Monday, July 18, 2005
faith as entertainment
far more than a sedative to quiet man's less rational needs, the constantinian roman church served as a vehicle to convey the laws and thoughts of the dying hellenic world to the unborn west. the administration of the church became a primary basis for social organization in the dark aftermath of alaric's sack of rome and the chaos into which the dead empire plunged. roman lex patria became the law of the west through the vehicle of catholic law. the philosophies of plato and aristotle echo throughout the canon of the church; the wisdom of millennia passed to us through biblical exegesis and the church teaching which sprang from it.
when the west began, when charles martel met the moors at tours in a battle to save a roman christian europe from cultural extinction, it was the agency of the church that materially fuelled his armies and ultimately legitimized his dynasty in the person of charlemagne. it was the catholic faith, furthermore, which finally quelled the norse invaders which had threatened europe from the north, over a period of centuries incorporating them into an unified christendom. the papal hierarchy proved time and again with the rise of christendom to be a force more powerful than the barbarian kings of europe, capable of keeping order with the spiritual authority of christianity. augustine's civitate dei became the organizing principle of the new western civilization -- and the strong institution of the papacy reigned over the flower of the west as it grew from the ashes of greece and rome.

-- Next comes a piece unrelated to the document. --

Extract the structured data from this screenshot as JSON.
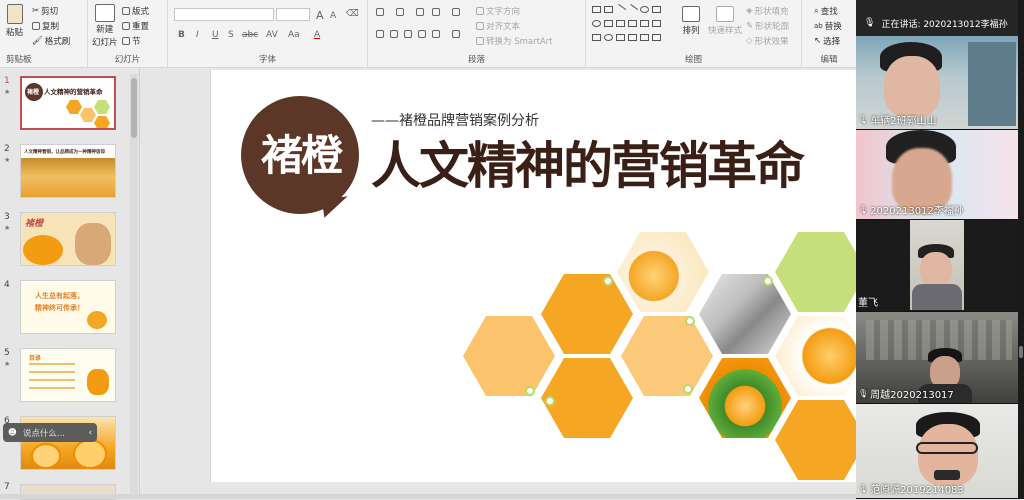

and what has that, i might ask, to do with this?
the example presented here, mimicked all around the united states, represents the complete corruption of christianity, its final bankruptcy. the high irony of housing a congregation in a coliseum cannot be overlooked; for what is this perversion of christianity but mere entertainment, a theater of the absurd for the individual cut loose from society in postmodernism and left in quiet aimless desperation?
the appeal of these churches as foghorns of preposterously reduced versions of the complexity of christian morality in a world increasingly industrial, ideological and technological -- a push-button world which has created the desire for and belief in simplicity and predictability, and a corresponding rejection of complexity, history, philosophy and intellect -- has everything in common with the appeal of situation comedy. and the drive for simplicity is now horrifyingly comsumptive -- in the frantic search for a primitive moral anchor, history is reduced, government is reduced, science is reduced, society is reduced to stark moral conflict, rendered in childlike black and white instead of life's full, mature color. devoid of a true sense of spirituality, reliant instead on an emotionalism which must, like a narcotic, be administered to the addicted in ever-greater and more indulgent doses to command any feeling at all, these churches grow in scale, display and outrageous behavior in proportion to their degree of philosophical rot.
but the grandest irony of all is the nakedly antisocial character of such churches. the neitzschean morality of these cults of the self, preaching not social cohesion in faith but emancipation and self-fulfillment in god, constitute the inversion of constantinian christianity in syncreticism. as such, these congregations are not cohesive, codependent societies but tribes of convenience -- all in search of a common goal of self-elevation, each free to abandon any church to take their deeply personal and solitary path to enlightenment. to make plain the ultimate allegiance, the soldiers and heroes of this new christianity are men who disrespect law to manifest their personal moral judgment, the highest narcissistic ordination of the anarchist ideal. it is the revolutionary-hero-cult come alive -- the antithesis of community and institution, the metastasis of anarchism infesting and animating the broken shell of christendom.
it is this decrepit ruin to which marx, as one who saw the fractured and decaying christian institution from the viewpoint of a individualist revolutionary, referred when he said, "Religion is the sigh of the oppressed creature, the heart of a heartless world, and the soul of soulless conditions." and it is his view that has come to be true as western man has become more and more the halfhearted incarnation of his kind -- burning to change all the world for our selfish utopian desire for complete emancipation, yet spiritually lost in a world of constant revolutionism and perpetual conflict that has begotten its own soul.